Salamata n’a pas mis les pieds dans la capitale sénégalaise depuis 2006. Dix ans durant lesquelles la jeune fille était loin de s’imaginer la différence entre Dakar et sa région. Le choc fut rude. «Une fois à Dakar, j’ai compris que l’on nous a oubliés. Vous avez vu le piteux état de nos routes ? Voir les belles routes de Dakar, ses infrastructures, alors qu’ici, c’est la table rase, m’a fait perdre l’appétit. Si le gendarme m’avait laissée voir le Président, je lui aurai dit mes quatre vérités.
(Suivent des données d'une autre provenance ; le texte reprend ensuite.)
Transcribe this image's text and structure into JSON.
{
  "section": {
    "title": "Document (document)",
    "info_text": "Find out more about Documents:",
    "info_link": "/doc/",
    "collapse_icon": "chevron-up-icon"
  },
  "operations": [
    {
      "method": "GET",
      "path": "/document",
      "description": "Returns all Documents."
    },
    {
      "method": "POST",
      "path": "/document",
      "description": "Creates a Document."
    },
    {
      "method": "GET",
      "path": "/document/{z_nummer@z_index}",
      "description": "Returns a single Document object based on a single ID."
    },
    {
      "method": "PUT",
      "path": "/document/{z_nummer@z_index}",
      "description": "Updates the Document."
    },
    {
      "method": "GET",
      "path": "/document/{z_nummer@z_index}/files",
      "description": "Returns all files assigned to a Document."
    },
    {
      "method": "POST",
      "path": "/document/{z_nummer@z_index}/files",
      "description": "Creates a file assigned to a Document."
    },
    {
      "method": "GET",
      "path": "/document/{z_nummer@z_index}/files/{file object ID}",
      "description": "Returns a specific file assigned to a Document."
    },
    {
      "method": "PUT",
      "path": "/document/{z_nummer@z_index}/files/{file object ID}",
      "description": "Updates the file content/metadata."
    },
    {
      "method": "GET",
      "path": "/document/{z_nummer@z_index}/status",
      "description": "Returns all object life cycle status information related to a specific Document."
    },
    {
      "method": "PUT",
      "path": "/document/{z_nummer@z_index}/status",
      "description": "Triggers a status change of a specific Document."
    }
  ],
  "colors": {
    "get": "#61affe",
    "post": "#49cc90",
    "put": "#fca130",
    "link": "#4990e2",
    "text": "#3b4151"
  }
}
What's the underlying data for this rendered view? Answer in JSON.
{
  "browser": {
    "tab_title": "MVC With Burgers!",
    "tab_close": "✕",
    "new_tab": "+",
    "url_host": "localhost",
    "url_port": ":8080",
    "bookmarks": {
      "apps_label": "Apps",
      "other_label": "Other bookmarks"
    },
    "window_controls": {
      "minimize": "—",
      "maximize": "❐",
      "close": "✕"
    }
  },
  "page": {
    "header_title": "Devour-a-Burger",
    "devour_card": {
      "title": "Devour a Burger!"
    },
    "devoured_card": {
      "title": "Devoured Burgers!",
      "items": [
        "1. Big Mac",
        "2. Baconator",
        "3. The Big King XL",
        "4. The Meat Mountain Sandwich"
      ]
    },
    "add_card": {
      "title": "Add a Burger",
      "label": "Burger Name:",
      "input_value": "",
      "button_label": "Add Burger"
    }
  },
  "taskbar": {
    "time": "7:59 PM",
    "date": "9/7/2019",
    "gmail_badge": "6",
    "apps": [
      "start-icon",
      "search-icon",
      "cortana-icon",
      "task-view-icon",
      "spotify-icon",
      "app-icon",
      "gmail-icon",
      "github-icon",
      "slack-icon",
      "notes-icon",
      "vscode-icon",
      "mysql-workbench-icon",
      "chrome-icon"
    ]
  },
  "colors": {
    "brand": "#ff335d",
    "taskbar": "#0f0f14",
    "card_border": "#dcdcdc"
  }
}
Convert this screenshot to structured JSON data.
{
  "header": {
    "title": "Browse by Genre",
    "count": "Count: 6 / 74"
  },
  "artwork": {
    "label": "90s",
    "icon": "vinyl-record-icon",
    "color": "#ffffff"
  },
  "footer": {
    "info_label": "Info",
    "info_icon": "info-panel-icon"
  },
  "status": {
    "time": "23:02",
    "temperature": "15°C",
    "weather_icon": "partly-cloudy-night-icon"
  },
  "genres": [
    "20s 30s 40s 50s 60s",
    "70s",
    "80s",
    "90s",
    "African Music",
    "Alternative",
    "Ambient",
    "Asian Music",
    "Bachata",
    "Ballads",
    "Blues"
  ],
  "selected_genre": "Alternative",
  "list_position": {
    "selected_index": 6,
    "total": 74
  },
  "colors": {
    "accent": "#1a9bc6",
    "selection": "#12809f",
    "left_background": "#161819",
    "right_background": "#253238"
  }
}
Je lui aurai demandé de faire quelque chose pour notre village. On n’a pas d’électricité, pas d’écoles, souffre pour étudier. Les femmes souffrent. Sans structure sanitaire, elles accouchent en cours route, pour rallier une localité qui en dispose. Je lui aurai parlé de tous ces problèmes et confié que ma ville est morte, qu’il n’y a rien et que l’Etat doit nous aider.» Un message débité avec la même hargne que la Matamoise met à atteindre son but : réussir dans ses études… et dans son ménage. Salatama, outre le bac, a décroché un mari. Son époux, un professeur d’Histoire-géographie, a demandé et acquis sa main le jour des délibérations. «Mon mari m’a soutenue dans mes études et ne sera pas un frein pour ma carrière», prophétise-t-elle plus qu’elle ne prie.